In other words humankind, as the visible and living image of God in the world, is not permitted to display behaviour ungodly or unpleasing to God.  For in this instance, as "partakers of the image but not guardians of it," we become initiators and protagonists of evil, which God, providentially as a fair judge, terminates at our natural death "in order that evil may not be immortal."

However, the ethos which springs forth from God and the unapproachable and unknown essence of God is borne witness to and described as grace everywhere and always throughout the Holy Bible and in all that God has revealed to us in general, as well as through the teachings of the God-bearing Fathers of the Church.

Speaking in the presence of Christian intellectuals, it would be useless and absolutely unnecessary to explain that the deeper character of the grace of the All-beneficent God is that everything is unconditionally free, everything is unequivocally non-reciprocal. We are reminded, however, that in the Biblical account concerning Creation, the grace of God is manifested initially as confidence, good-will, compassion, philanthropy and the like; thereafter, following the fall and apostasy of humankind, as mercy, forbearance, expiation, restoration, reinstatement and adoption.

Nevertheless we must unequivocally state that in both instances the divine will of God was always manifested in the form of law and order.  No one has the right to disobey without punishment, for the entire design of the Most-merciful Creator constitutes a whole and undivided divine "providence." Thus, whether we speak of natural, moral or spiritual principles, we acknowledge and emphasize the same infinite grace of God, confident that the essence of ecology as a whole is always Divine Economy.

These graces are preeminently characteristic of the All-wise and Almighty God.  They can certainly constitute a ceaseless guiding policy of our own ethos in the world. For if God, according to Plato, "perpetually creates," humankind must always acknowledge all the principles of creation and obey them.

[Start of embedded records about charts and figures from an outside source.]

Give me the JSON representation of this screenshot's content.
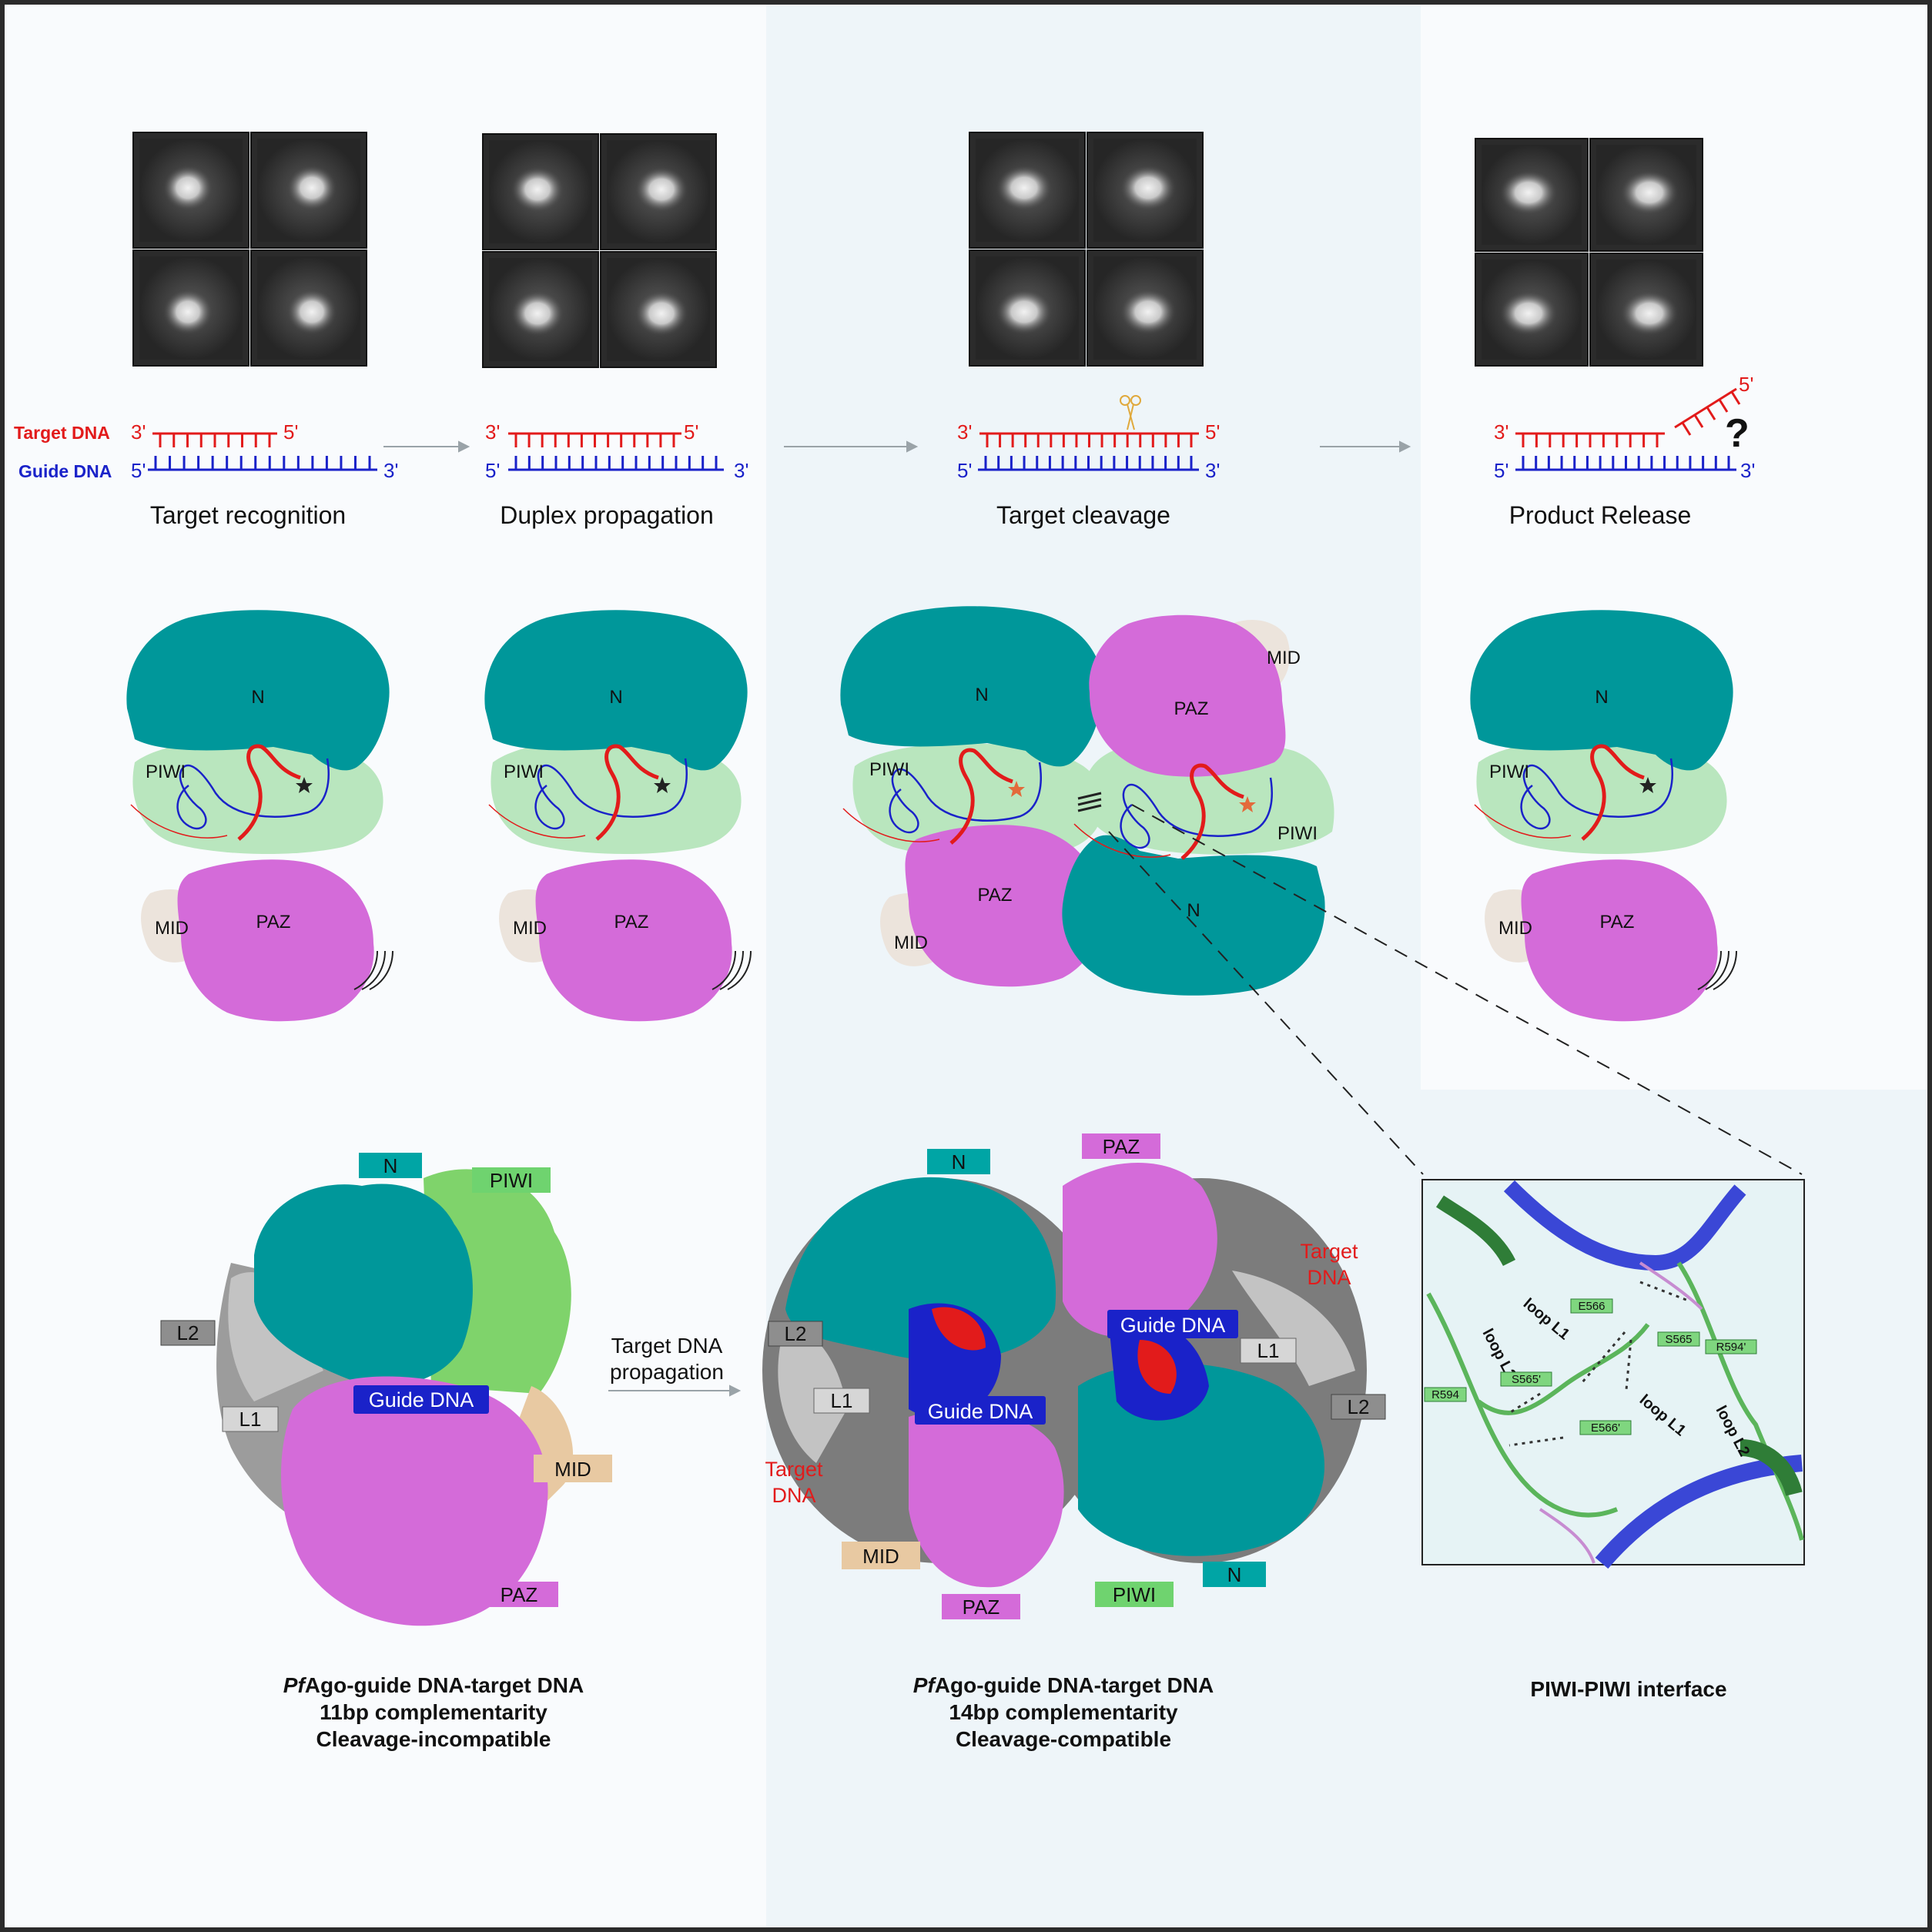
{
  "stages": [
    {
      "label": "Target recognition"
    },
    {
      "label": "Duplex propagation"
    },
    {
      "label": "Target cleavage"
    },
    {
      "label": "Product Release"
    }
  ],
  "strand_labels": {
    "target": "Target DNA",
    "guide": "Guide DNA",
    "three_prime": "3'",
    "five_prime": "5'",
    "question": "?"
  },
  "domains": {
    "n": "N",
    "piwi": "PIWI",
    "paz": "PAZ",
    "mid": "MID",
    "l1": "L1",
    "l2": "L2",
    "guide_dna": "Guide DNA",
    "target_dna_l1": "Target",
    "target_dna_l2": "DNA"
  },
  "transition_label": {
    "line1": "Target DNA",
    "line2": "propagation"
  },
  "captions": {
    "left": {
      "italic": "Pf",
      "line1_rest": "Ago-guide DNA-target DNA",
      "line2": "11bp complementarity",
      "line3": "Cleavage-incompatible"
    },
    "middle": {
      "italic": "Pf",
      "line1_rest": "Ago-guide DNA-target DNA",
      "line2": "14bp complementarity",
      "line3": "Cleavage-compatible"
    },
    "right": "PIWI-PIWI interface"
  },
  "interface": {
    "loop_l1": "loop L1",
    "loop_l2": "loop L2",
    "residues": [
      "E566",
      "S565",
      "R594'",
      "S565'",
      "E566'",
      "R594"
    ]
  },
  "colors": {
    "teal": "#00979a",
    "light_green": "#b9e6be",
    "magenta": "#d46bd9",
    "red": "#e21b1b",
    "blue": "#1a22c9",
    "grey": "#8e8e8e",
    "mid_tan": "#e8c9a2",
    "green_label": "#6fd36f",
    "panel_bg": "#eff6fa"
  }
}
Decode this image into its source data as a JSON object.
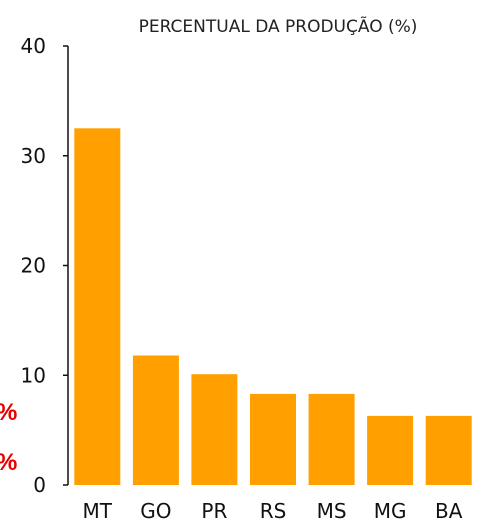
{
  "chart_data": {
    "type": "bar",
    "title": "PERCENTUAL DA PRODUÇÃO (%)",
    "xlabel": "",
    "ylabel": "",
    "categories": [
      "MT",
      "GO",
      "PR",
      "RS",
      "MS",
      "MG",
      "BA"
    ],
    "values": [
      32.5,
      11.8,
      10.1,
      8.3,
      8.3,
      6.3,
      6.3
    ],
    "ylim": [
      0,
      40
    ],
    "yticks": [
      0,
      10,
      20,
      30,
      40
    ],
    "bar_color": "#ffa000",
    "axis_color": "#111111",
    "grid": false,
    "legend": "none"
  },
  "fragments": {
    "color": "#e60000",
    "items": [
      "%",
      "%"
    ]
  }
}
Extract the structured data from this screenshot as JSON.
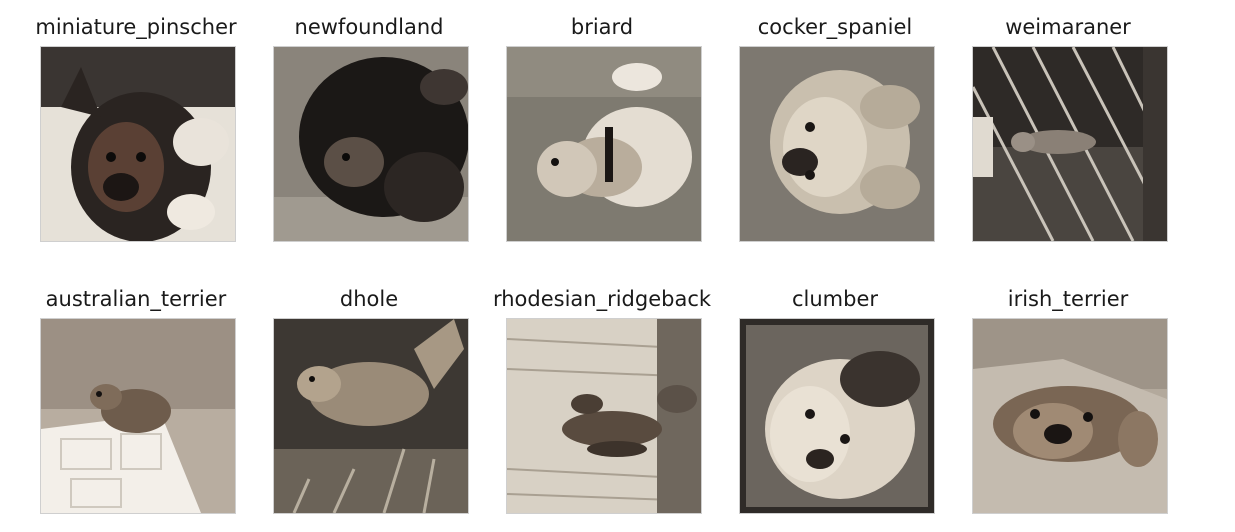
{
  "images": [
    {
      "label": "miniature_pinscher",
      "scene": "pinscher"
    },
    {
      "label": "newfoundland",
      "scene": "newfoundland"
    },
    {
      "label": "briard",
      "scene": "briard"
    },
    {
      "label": "cocker_spaniel",
      "scene": "cocker"
    },
    {
      "label": "weimaraner",
      "scene": "weimaraner"
    },
    {
      "label": "australian_terrier",
      "scene": "australian"
    },
    {
      "label": "dhole",
      "scene": "dhole"
    },
    {
      "label": "rhodesian_ridgeback",
      "scene": "ridgeback"
    },
    {
      "label": "clumber",
      "scene": "clumber"
    },
    {
      "label": "irish_terrier",
      "scene": "irish"
    }
  ]
}
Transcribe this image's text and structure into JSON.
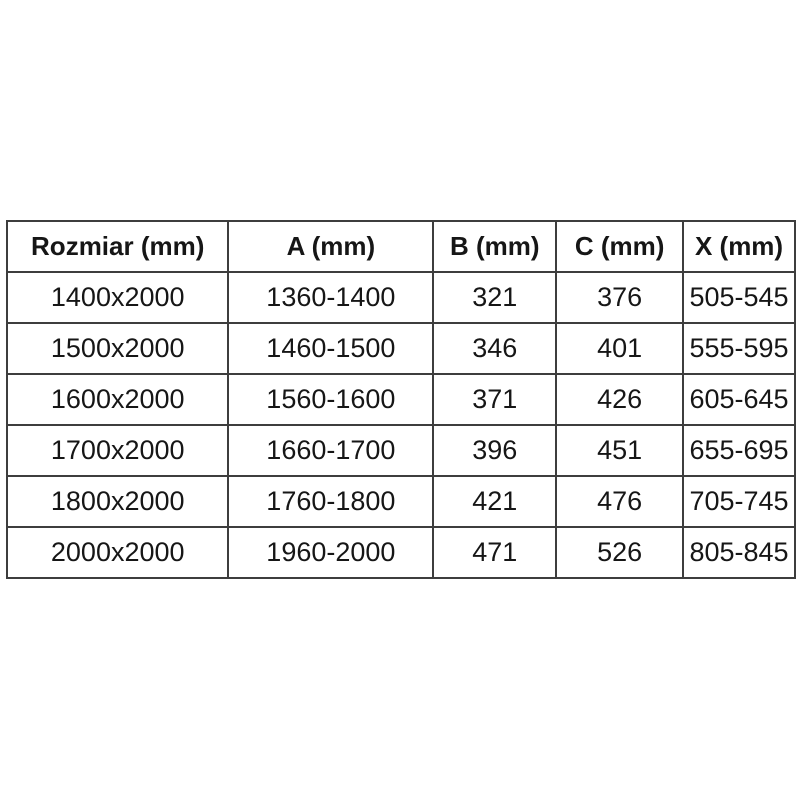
{
  "page": {
    "background": "#ffffff"
  },
  "table": {
    "border_color": "#3d3d3d",
    "text_color": "#161616",
    "headers": [
      "Rozmiar (mm)",
      "A (mm)",
      "B (mm)",
      "C (mm)",
      "X (mm)"
    ],
    "rows": [
      [
        "1400x2000",
        "1360-1400",
        "321",
        "376",
        "505-545"
      ],
      [
        "1500x2000",
        "1460-1500",
        "346",
        "401",
        "555-595"
      ],
      [
        "1600x2000",
        "1560-1600",
        "371",
        "426",
        "605-645"
      ],
      [
        "1700x2000",
        "1660-1700",
        "396",
        "451",
        "655-695"
      ],
      [
        "1800x2000",
        "1760-1800",
        "421",
        "476",
        "705-745"
      ],
      [
        "2000x2000",
        "1960-2000",
        "471",
        "526",
        "805-845"
      ]
    ]
  },
  "chart_data": {
    "type": "table",
    "title": "",
    "columns": [
      "Rozmiar (mm)",
      "A (mm)",
      "B (mm)",
      "C (mm)",
      "X (mm)"
    ],
    "rows": [
      [
        "1400x2000",
        "1360-1400",
        "321",
        "376",
        "505-545"
      ],
      [
        "1500x2000",
        "1460-1500",
        "346",
        "401",
        "555-595"
      ],
      [
        "1600x2000",
        "1560-1600",
        "371",
        "426",
        "605-645"
      ],
      [
        "1700x2000",
        "1660-1700",
        "396",
        "451",
        "655-695"
      ],
      [
        "1800x2000",
        "1760-1800",
        "421",
        "476",
        "705-745"
      ],
      [
        "2000x2000",
        "1960-2000",
        "471",
        "526",
        "805-845"
      ]
    ]
  }
}
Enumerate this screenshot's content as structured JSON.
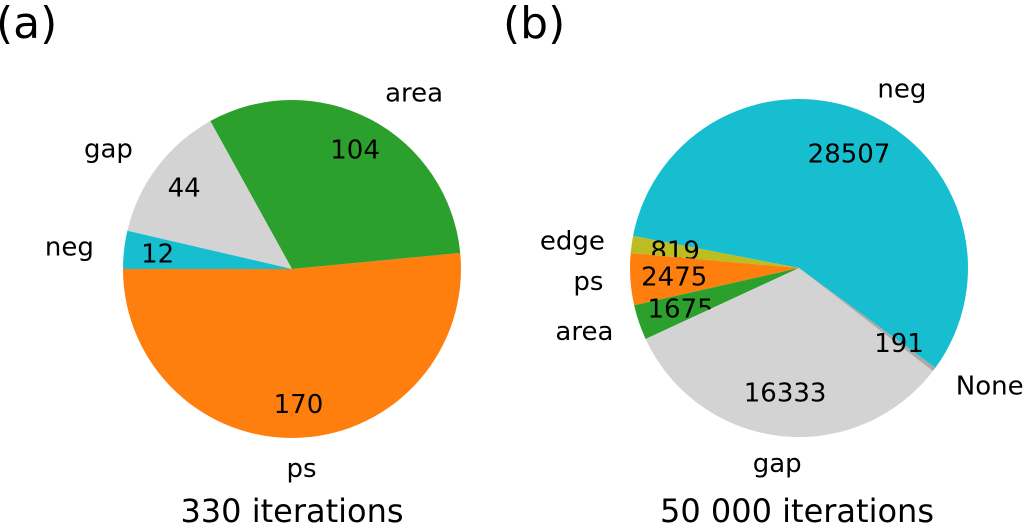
{
  "chart_data": [
    {
      "type": "pie",
      "panel_label": "(a)",
      "caption": "330 iterations",
      "slices": [
        {
          "label": "ps",
          "value": 170,
          "value_label": "170",
          "color": "#ff7f0e"
        },
        {
          "label": "area",
          "value": 104,
          "value_label": "104",
          "color": "#2ca02c"
        },
        {
          "label": "gap",
          "value": 44,
          "value_label": "44",
          "color": "#d3d3d3"
        },
        {
          "label": "neg",
          "value": 12,
          "value_label": "12",
          "color": "#17becf"
        }
      ]
    },
    {
      "type": "pie",
      "panel_label": "(b)",
      "caption": "50 000 iterations",
      "slices": [
        {
          "label": "neg",
          "value": 28507,
          "value_label": "28507",
          "color": "#17becf"
        },
        {
          "label": "edge",
          "value": 819,
          "value_label": "819",
          "color": "#bcbd22"
        },
        {
          "label": "ps",
          "value": 2475,
          "value_label": "2475",
          "color": "#ff7f0e"
        },
        {
          "label": "area",
          "value": 1675,
          "value_label": "1675",
          "color": "#2ca02c"
        },
        {
          "label": "gap",
          "value": 16333,
          "value_label": "16333",
          "color": "#d3d3d3"
        },
        {
          "label": "None",
          "value": 191,
          "value_label": "191",
          "color": "#a9a9a9"
        }
      ]
    }
  ]
}
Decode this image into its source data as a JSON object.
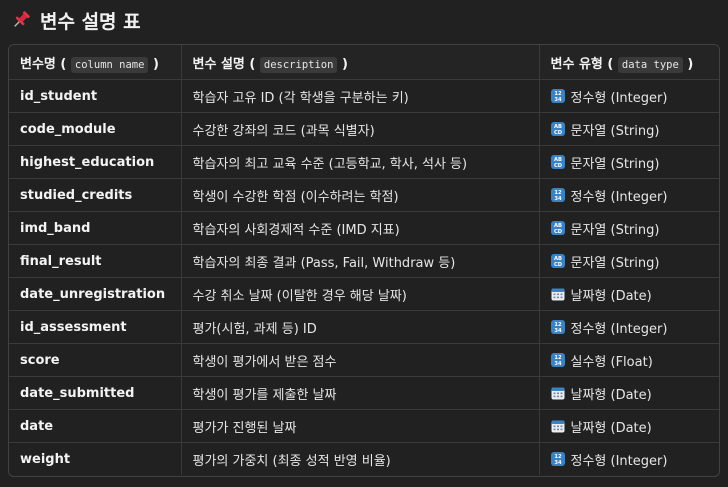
{
  "heading": {
    "icon": "pushpin-icon",
    "title": "변수 설명 표"
  },
  "columns": {
    "name": {
      "label": "변수명",
      "code": "column name"
    },
    "desc": {
      "label": "변수 설명",
      "code": "description"
    },
    "type": {
      "label": "변수 유형",
      "code": "data type"
    }
  },
  "rows": [
    {
      "name": "id_student",
      "desc": "학습자 고유 ID (각 학생을 구분하는 키)",
      "type": "정수형 (Integer)",
      "icon": "numbers-icon"
    },
    {
      "name": "code_module",
      "desc": "수강한 강좌의 코드 (과목 식별자)",
      "type": "문자열 (String)",
      "icon": "abcd-icon"
    },
    {
      "name": "highest_education",
      "desc": "학습자의 최고 교육 수준 (고등학교, 학사, 석사 등)",
      "type": "문자열 (String)",
      "icon": "abcd-icon"
    },
    {
      "name": "studied_credits",
      "desc": "학생이 수강한 학점 (이수하려는 학점)",
      "type": "정수형 (Integer)",
      "icon": "numbers-icon"
    },
    {
      "name": "imd_band",
      "desc": "학습자의 사회경제적 수준 (IMD 지표)",
      "type": "문자열 (String)",
      "icon": "abcd-icon"
    },
    {
      "name": "final_result",
      "desc": "학습자의 최종 결과 (Pass, Fail, Withdraw 등)",
      "type": "문자열 (String)",
      "icon": "abcd-icon"
    },
    {
      "name": "date_unregistration",
      "desc": "수강 취소 날짜 (이탈한 경우 해당 날짜)",
      "type": "날짜형 (Date)",
      "icon": "calendar-icon"
    },
    {
      "name": "id_assessment",
      "desc": "평가(시험, 과제 등) ID",
      "type": "정수형 (Integer)",
      "icon": "numbers-icon"
    },
    {
      "name": "score",
      "desc": "학생이 평가에서 받은 점수",
      "type": "실수형 (Float)",
      "icon": "numbers-icon"
    },
    {
      "name": "date_submitted",
      "desc": "학생이 평가를 제출한 날짜",
      "type": "날짜형 (Date)",
      "icon": "calendar-icon"
    },
    {
      "name": "date",
      "desc": "평가가 진행된 날짜",
      "type": "날짜형 (Date)",
      "icon": "calendar-icon"
    },
    {
      "name": "weight",
      "desc": "평가의 가중치 (최종 성적 반영 비율)",
      "type": "정수형 (Integer)",
      "icon": "numbers-icon"
    }
  ]
}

Within the framework of this pious awareness concerning the world, we should bear in mind also the rudimentary order within the entire order of creation in which God in the six days of creation classified from the simplest to the more perfect. Recognizing and acknowledging such an inverse development, perhaps then we will respect anew the unquestionable and mystical sanctity that it possesses not only by itself as a work of God "created out of nothing," but for the "being" and the "well-being" of humankind, for whom the entire material world has been created and which today, for the sake of brevity, we not so eloquently characterize as "natural environment."

As was properly suggested in a relevant study a long time ago by a hierarch of our Ecumenical Throne, we wish to state, in closing, that the famous scholastic axiom of the Western Church gratia praesupponit naturam upon which in reality the whole of the West built its theories concerning Natural Law and most of its socio-political concerns - both past and present - will always suffer and not be done justice to under the one-sidedness of the fallen creation in general, if it is not supplemented by the corrected text natura praesupponit gratiam. For indeed only "in the liturgical conscience of Orthodoxy" is the visible creation of God reverently glorified and redeemed.

With paternal warmth and love and in the spirit of the thoughts we have mentioned above, we offer greetings to the participants present here; we express gratitude and congratulations to the Organizing Committee of this seminar, and abundantly bestow upon all guidance from on high for complete illumination and for the total success of the work of this session. Amen.